Zusammenfassung

 
Begriff

Wunsch- und Wahlrecht ist das Recht des Personensorgeberechtigten zwischen Einrichtungen und Diensten der verschiedenen Träger der Jugendhilfe zu wählen. Wünsche zur Gestaltung der Hilfe dürfen geäußert werden.

 
Gesetze, Vorschriften und Rechtsprechung

Sozialversicherung: Das Wunsch- und Wahlrecht ist in § 5 SGB VIII allgemein, speziell für die Hilfe zur Erziehung und für die Eingliederungshilfe in § 36 Abs. 1 Sätze 3 bis 5 SGB VIII geregelt, ebenso für die Hilfe für junge Volljährige über § 41 Abs. 2 SGB VIII. Mit dem KJSG vom 9.6.2021 wurde in § 37c Abs. 3 Satz 2 SGB VIII das Wunsch- und Wahlrecht bei Hilfen außerhalb der eigenen Familie speziell für die Auswahl der Einrichtung oder der Pflegeperson geregelt. Zusätzlich enthält § 33 Satz 2 SGB I das Wunschrecht für alle Sozialleistungsbereiche.

Das Wunsch- und Wahlrecht besteht ausschließlich für den Leistungsberechtigten, nicht für den Leistungserbringer (Niedersächs. OVG, Beschluss v. 2.9.2010, 4 LA 176/09). Der Leistungsberechtigte kann sich einen Leistungserbringer auswählen.

Das Wunsch-und Wahlrecht bezieht sich nur auf den Leistungserbringer, nicht aber auf die Hilfeart. Ein Kind kann daher nicht nach § 24 Abs. 2 SGB VIII zwischen Tageseinrichtung und Tagespflege wählen (ebenso Niedersächs.

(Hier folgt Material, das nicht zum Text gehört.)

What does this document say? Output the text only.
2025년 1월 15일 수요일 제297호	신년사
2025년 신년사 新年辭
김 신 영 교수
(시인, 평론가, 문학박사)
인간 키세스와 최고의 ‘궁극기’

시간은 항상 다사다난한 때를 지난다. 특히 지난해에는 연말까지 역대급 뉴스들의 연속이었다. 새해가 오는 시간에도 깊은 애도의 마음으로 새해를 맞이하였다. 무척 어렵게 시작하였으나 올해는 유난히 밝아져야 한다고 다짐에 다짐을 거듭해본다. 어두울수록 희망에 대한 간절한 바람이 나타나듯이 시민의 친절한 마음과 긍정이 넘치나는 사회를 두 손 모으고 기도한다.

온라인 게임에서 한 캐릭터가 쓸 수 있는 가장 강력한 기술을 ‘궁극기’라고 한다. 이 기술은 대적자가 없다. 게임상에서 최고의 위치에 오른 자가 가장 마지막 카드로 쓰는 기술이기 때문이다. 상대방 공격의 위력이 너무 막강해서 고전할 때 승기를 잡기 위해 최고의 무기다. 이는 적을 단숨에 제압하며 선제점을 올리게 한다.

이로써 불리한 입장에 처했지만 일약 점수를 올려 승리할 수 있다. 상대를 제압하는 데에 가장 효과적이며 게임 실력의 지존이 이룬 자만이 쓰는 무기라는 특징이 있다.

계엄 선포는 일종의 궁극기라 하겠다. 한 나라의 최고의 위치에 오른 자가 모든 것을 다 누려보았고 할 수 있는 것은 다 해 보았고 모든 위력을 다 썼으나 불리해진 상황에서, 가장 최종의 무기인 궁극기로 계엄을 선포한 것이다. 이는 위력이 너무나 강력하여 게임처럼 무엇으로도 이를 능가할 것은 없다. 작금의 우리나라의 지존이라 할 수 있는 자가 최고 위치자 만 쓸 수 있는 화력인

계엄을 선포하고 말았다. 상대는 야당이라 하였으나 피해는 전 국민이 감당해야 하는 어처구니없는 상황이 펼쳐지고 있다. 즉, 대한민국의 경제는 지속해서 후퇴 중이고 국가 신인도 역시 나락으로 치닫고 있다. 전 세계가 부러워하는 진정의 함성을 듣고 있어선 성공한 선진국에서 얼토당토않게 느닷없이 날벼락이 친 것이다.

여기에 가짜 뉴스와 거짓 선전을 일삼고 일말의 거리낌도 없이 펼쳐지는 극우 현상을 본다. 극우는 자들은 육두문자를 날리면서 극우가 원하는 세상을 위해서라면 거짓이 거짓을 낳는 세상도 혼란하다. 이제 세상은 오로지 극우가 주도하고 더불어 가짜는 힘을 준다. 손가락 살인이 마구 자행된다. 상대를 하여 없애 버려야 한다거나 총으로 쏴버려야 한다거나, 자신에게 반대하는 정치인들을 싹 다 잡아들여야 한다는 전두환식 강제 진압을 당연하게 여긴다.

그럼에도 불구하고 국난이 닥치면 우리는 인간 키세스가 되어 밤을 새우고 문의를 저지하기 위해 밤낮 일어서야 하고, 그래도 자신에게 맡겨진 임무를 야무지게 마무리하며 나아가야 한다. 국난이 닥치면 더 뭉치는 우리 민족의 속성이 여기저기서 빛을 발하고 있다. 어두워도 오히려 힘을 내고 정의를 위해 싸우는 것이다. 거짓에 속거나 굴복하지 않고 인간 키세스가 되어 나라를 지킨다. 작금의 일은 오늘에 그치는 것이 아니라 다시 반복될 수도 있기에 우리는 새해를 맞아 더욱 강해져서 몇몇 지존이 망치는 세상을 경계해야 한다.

OVG, Beschluss v. 19.12.2018, 10 ME 395/18; anders aber wohl OVG NRW, Beschluss v. 29.1.2020, 12B 655/19).

1 Verbindlichkeit

Der Wahl und dem Wunsch "soll" entsprochen werden. Dies bedeutet, dass ihm entsprochen werden muss, es sei denn, es liegt ein atypischer Einzelfall vor. Für diesen bestünde dann Ermessen. Bei den Hilfen nach §§ 27, 35a und 41 SGB VIII ist dem Wunsch zu entsprechen.

2 Grenzen

Erste Grenze ist die Angemessenheit des Wunsches. Diese Grenze ergibt sich aus § 33 Satz 2 SGB I i. V. m. § 37 Satz 2 SGB I.

Eine weitere Grenze sind die unverhältnismäßigen Mehrkosten.[1] Zu prüfen sind zunächst die Mehrkosten gegenüber den durchschnittlichen Kosten der Hilfe im örtlichen und überörtlichen Bereich des Trägers. Erfordert die Hilfe danach Mehrkosten, ist weiter zu prüfen, ob diese Mehrkosten unverhältnismäßig sind. Die Unverhältnismäßigkeit der Mehrkosten ergibt sich aus dem Verhältnis zwischen der Bedeutung des Wunsches einerseits und den überdurchschnittlichen Kosten andererseits.[2]

Eine dritte Grenze ergibt sich für den Wunsch, in einer bestimmten Einrichtung untergebracht zu werden. Besteht mit dieser Einrichtung keine Leistungs- und Entgeltvereinbarung nach § 78 SGB VIII, soll dieser Wahl nicht entsprochen werden. Es sei denn, die Hilfe ist gerade in dieser Einrichtung nach Maßgabe des Hilfeplans im Einzelfall geboten.[3]

3 Hinweispflicht

Die Leistungsberechtigten sind auf ihr Wunsch- und Wahlrecht ausdrücklich hinzuweisen.[1]

4 Trägerwahl

Aus dem inhaltlichen und systematischen Zusammenhang des Wunsch- und Wahlrechts mit dem Subsidiaritätsprinzip[1] folgt, dass es sich nur auf die Wahl freier gemeinnütziger, nicht aber privat-gewerblicher Träger bezieht.[2]

[2] OVG Hamburg, Urteil v. 22.4.2008, 4 Bf 104/06; VG Stuttgart , Urteil v. 3.12.2003, 7 K 714/03.